The heptadecasaccharide antibiotics saccharomicins A and B were first isolated from the actinobacteria Saccharothrix espanaensis (Figure 1), and were found to have activity against a wide array of Gram-positive and Gram-negative bacteria. Cross resistance was not observed with many other antibiotics, including vancomycin, piperacillin, or ciprofloxacin.1

Figure 1
Saccharomicins A and B

The saccharomicins possess several structural features of interest as synthetic targets. In addition to the 2-deoxysugar digitoxose (dig, Figure 1), the rare pyranosides saccharosamine (sac) and 4-epi-vancosamine (eva) are 2,6-dideoxysugars bearing 3-amino and 3-methyl substituents. Based on our earlier work that established the absolute stereochemistry of the terminal d-fucose (fuc-1) attached to the aglycon,2 as well as a synthesis of saccharosamine glycal via tungsten-catalyzed alkynol cycloisomerization,3 we now report the synthesis of a protected form of the fucose-saccharosamine disaccharide (3) present in several sectors of saccharomicins, specifically fuc-3/sac-2, fuc-5/sac-4, fuc-8/sac-7, and fuc-12/sac-11. In addition, we demonstrate the viability of Brønsted acid-promoted glycosylations to form 2-deoxyglycosides corresponding to the trisaccharides fuc-8/sac-7/rha-6, and the fuc-12/sac-11/rha-10 of saccharomicin A as well as fuc-12/sac-11/dig-10 of saccharomicin B.

Although the stereochemistry of fucose-1 in saccharomicins was established as the d-isomer,2 we chose to prepare fragments and develop methods based on the antipodal structures, due to the ready availability of l-fucose. Thus our synthesis began with the resolution of racemic beta-lactam 5 by glycosylation with the l-fucose-derived trichloroacetimidate 4 (Scheme 1).4 The success of this transformation was particularly sensitive to temperature, so that temperatures below −45 °C favored orthoester formation, whereas temperatures above 0 °C produced a greater proportion of the alpha-glycoside anomers. After acetate ester removal and selective protection of the cis-diols as acetonide esters, the diastereomers 6 and 7 were chromatographically separated.5

Scheme 1
Preparation of fucose-saccharosamine disaccharide glycals 11-12 and 14-15

The acidic protons of the fucosyl C2-hydroxyl and the terminal alkyne of compound 6 were protected to provide compound 8 bearing TBS ether and TMS-alkyne. From beta-lactam 8, sequential addition of methyl and hydride nucleophiles3 afforded the secondary alcohol 9, although stereoselective hydride addition was achieved only with the chiral oxazaborolidine reagent.6,7 Two protocols for protective group manipulations were explored in order to diminish basicity of the nitrogen substituent for the alkynol cycloisomerization step.

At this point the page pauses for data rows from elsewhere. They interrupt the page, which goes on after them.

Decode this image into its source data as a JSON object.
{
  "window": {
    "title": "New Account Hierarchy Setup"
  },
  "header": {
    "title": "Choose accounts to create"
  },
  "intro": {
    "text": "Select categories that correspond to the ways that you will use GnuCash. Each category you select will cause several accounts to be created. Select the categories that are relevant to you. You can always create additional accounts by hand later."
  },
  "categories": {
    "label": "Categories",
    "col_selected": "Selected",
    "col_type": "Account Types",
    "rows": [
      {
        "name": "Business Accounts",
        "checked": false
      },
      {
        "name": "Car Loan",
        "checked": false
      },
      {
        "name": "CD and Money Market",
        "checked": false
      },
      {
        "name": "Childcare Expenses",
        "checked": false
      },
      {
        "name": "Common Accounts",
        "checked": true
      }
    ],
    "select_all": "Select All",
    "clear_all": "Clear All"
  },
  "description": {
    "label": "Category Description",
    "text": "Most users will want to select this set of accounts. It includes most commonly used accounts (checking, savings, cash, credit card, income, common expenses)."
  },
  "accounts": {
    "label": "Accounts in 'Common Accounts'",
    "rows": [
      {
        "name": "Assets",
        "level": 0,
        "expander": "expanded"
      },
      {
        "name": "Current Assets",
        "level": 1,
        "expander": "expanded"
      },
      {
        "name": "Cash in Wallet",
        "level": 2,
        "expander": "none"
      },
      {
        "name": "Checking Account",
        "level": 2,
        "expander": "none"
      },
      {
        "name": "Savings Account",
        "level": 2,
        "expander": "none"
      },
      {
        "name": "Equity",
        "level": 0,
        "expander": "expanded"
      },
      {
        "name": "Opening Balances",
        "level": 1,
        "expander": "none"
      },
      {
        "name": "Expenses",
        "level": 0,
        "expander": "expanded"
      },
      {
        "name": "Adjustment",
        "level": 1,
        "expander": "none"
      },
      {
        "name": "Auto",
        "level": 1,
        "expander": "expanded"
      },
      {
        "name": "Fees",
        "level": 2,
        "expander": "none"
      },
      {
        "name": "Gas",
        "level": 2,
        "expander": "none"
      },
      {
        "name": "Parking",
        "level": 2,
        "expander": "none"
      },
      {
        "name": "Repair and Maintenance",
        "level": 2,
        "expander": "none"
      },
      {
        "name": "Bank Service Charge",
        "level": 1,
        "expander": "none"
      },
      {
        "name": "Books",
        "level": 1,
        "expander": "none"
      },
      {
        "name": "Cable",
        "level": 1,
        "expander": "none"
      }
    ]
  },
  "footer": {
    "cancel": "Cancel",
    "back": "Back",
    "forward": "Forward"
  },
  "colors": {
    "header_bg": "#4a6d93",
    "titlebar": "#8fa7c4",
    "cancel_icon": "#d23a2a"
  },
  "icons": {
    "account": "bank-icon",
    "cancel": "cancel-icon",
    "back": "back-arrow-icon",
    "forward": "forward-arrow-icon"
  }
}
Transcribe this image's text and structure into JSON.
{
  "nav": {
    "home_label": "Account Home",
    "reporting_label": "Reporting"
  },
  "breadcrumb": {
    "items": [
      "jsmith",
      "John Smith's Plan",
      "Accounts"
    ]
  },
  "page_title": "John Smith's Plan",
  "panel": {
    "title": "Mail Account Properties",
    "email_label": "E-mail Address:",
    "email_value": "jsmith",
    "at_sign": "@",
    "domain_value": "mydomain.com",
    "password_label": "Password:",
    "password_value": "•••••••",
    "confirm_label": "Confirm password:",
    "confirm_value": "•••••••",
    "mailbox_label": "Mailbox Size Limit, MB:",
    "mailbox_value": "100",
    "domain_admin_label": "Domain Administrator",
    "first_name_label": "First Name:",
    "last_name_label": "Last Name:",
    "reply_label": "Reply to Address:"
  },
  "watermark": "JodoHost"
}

Originally, we first removed the para-methoxyphenyl (PMP) substituent from 9 and formed the acetamide, followed by desilylations with tetrabutylammonium difluorotriphenylsilane and acetic acid.8 Subsequently, we observed that desilylations proceeded more cleanly from compound 9, followed by oxidative removal of the PMP substituent and N-acylation.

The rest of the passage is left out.